その例として、passkeyhelpdesk[.]com、addssopasskey[.]com、createssopasskey[.]com、portalpasskey[.]com、passkeydeploy[.]comなどが挙げられます。

同じルートドメインが、後に別の恐喝ブランドと関連付けられた異なる組織を標的にする際にも繰り返し使われているケースが多く見られます。例えば、passkeyhelpdesk[.]comは、FalconとHelixの両方の活動と重複していたと報告されています。

これは、すべてのブランドが単一のグループによって運営されていることを決定的に証明するものではありませんが、協調的な運用、分裂した提携組織、外部委託された恐喝サービス、あるいは共有のフィッシング・アズ・ア・サービス基盤のいずれかが存在することを示唆しています。

UNC6671の標的選定にも変化が見られます。
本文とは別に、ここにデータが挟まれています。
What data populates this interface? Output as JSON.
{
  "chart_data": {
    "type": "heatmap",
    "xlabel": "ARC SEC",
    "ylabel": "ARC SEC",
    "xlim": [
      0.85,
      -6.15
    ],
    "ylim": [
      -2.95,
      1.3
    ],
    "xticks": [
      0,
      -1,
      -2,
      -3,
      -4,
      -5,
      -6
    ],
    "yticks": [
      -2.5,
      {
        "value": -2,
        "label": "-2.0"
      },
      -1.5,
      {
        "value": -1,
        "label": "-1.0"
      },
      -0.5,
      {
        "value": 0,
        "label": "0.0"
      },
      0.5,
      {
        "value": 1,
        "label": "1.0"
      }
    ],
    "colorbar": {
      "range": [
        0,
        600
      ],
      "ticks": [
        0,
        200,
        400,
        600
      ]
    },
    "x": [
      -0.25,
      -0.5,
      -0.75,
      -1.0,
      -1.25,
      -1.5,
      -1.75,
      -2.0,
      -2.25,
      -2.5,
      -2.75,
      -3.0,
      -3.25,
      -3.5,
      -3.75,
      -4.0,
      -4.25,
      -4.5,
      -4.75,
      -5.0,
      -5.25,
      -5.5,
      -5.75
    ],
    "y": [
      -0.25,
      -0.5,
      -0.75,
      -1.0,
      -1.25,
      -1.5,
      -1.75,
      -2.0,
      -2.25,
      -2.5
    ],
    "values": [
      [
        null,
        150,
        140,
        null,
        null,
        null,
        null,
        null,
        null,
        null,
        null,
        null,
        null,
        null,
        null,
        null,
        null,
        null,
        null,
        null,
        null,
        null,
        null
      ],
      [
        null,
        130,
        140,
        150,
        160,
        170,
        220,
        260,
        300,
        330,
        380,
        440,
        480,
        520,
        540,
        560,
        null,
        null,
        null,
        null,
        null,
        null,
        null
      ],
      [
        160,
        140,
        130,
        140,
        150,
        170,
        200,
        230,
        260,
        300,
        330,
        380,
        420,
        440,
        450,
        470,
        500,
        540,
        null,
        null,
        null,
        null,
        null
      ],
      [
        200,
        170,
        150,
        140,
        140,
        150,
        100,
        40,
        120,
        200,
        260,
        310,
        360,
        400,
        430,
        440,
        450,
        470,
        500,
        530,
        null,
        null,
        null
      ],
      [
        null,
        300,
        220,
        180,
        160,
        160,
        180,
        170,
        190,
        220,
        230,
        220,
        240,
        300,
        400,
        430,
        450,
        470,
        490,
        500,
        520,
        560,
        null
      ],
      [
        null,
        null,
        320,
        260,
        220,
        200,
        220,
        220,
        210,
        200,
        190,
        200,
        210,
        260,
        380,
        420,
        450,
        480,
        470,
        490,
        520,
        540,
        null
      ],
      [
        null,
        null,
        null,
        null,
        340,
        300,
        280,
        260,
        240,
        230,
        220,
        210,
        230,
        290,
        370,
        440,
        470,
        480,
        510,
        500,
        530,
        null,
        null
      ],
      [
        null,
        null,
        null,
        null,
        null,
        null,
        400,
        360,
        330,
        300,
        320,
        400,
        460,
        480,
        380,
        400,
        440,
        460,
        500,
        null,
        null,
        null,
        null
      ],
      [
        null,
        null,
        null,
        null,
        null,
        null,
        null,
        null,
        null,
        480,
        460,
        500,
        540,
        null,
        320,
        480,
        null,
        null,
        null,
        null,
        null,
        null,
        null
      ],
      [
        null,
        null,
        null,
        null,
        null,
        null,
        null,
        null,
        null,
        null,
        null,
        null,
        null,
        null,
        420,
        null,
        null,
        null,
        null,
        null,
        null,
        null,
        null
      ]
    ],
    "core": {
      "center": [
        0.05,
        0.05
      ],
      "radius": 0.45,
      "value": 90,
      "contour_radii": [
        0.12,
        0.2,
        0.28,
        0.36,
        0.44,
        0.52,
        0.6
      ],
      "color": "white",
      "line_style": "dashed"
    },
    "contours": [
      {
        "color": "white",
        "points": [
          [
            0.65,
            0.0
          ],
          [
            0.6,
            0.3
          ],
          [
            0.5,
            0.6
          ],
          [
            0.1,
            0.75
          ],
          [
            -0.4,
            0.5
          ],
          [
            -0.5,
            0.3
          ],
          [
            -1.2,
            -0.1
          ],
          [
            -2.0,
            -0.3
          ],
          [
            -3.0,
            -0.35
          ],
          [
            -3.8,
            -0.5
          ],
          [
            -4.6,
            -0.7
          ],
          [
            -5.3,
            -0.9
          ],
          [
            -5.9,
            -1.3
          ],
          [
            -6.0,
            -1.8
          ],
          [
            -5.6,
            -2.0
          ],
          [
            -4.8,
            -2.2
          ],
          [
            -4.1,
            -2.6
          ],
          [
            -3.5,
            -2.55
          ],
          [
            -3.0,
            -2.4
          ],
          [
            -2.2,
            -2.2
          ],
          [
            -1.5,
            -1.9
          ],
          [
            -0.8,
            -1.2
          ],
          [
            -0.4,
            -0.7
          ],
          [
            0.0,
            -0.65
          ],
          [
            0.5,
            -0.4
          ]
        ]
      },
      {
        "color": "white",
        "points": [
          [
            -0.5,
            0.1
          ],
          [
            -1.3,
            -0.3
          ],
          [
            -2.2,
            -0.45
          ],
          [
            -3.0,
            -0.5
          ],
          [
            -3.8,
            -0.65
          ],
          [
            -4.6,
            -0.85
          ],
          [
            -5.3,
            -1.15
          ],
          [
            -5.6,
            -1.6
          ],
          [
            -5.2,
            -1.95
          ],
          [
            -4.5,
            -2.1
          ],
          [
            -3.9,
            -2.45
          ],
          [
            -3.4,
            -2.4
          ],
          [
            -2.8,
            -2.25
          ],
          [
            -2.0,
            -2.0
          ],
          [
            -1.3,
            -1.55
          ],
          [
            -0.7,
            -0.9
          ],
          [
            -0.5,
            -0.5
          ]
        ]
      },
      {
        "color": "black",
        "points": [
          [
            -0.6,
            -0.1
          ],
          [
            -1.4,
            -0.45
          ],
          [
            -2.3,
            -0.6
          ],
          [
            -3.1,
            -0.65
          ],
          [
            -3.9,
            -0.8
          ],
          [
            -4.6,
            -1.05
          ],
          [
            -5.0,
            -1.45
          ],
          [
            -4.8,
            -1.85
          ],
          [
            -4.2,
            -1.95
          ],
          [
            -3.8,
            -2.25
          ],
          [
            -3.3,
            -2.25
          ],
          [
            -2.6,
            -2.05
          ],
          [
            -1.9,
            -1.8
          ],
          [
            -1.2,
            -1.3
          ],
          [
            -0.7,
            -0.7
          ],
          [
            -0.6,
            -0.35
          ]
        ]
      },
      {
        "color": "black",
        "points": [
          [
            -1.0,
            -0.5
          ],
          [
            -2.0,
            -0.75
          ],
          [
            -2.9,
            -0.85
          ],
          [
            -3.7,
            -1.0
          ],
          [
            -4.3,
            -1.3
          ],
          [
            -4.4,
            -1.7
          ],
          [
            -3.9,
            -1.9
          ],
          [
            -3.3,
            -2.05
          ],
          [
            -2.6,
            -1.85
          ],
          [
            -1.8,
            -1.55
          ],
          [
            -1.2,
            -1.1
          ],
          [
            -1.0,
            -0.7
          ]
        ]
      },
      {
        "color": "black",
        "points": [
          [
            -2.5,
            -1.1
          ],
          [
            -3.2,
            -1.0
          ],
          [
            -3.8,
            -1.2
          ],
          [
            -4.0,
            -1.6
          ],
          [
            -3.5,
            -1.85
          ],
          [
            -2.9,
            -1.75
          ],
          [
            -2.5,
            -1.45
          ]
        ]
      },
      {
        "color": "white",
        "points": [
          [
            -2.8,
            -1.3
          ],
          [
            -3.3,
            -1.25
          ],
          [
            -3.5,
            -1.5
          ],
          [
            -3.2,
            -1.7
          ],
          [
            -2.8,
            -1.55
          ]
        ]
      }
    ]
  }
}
当初の活動は、医療、製造業、不動産、保険、テクノロジー分野の大企業全般を幅広く狙うものでした。

しかし2026年7月までに、同グループは金融サービス、プライベートエクイティ企業、法律事務所、格付け機関を優先的に狙うようになったとみられています。

これらの業界は、企業合併・買収、訴訟、投資、顧客の財務記録に関する貴重なデータを保有しています。こうした情報は、恐喝交渉において被害者への圧力を強める材料になり得ます。

同グループはまた、インフラの展開速度も速めています。

GTIGの観測によると、6月から7月にかけて新規フィッシングドメインの登録ペースが加速しており、わずか3日間で7つのドメインが有効化された時期もあったとGoogle Cloudは述べています

注: IPアドレスおよびドメインは、意図せず名前解決やハイパーリンク化されることを防ぐため、意図的に無害化表記(例: [.])しています。再度有効な形式に戻す作業は、MISP、VirusTotal、SIEMなど管理された脅威インテリジェンス基盤内でのみ行ってください。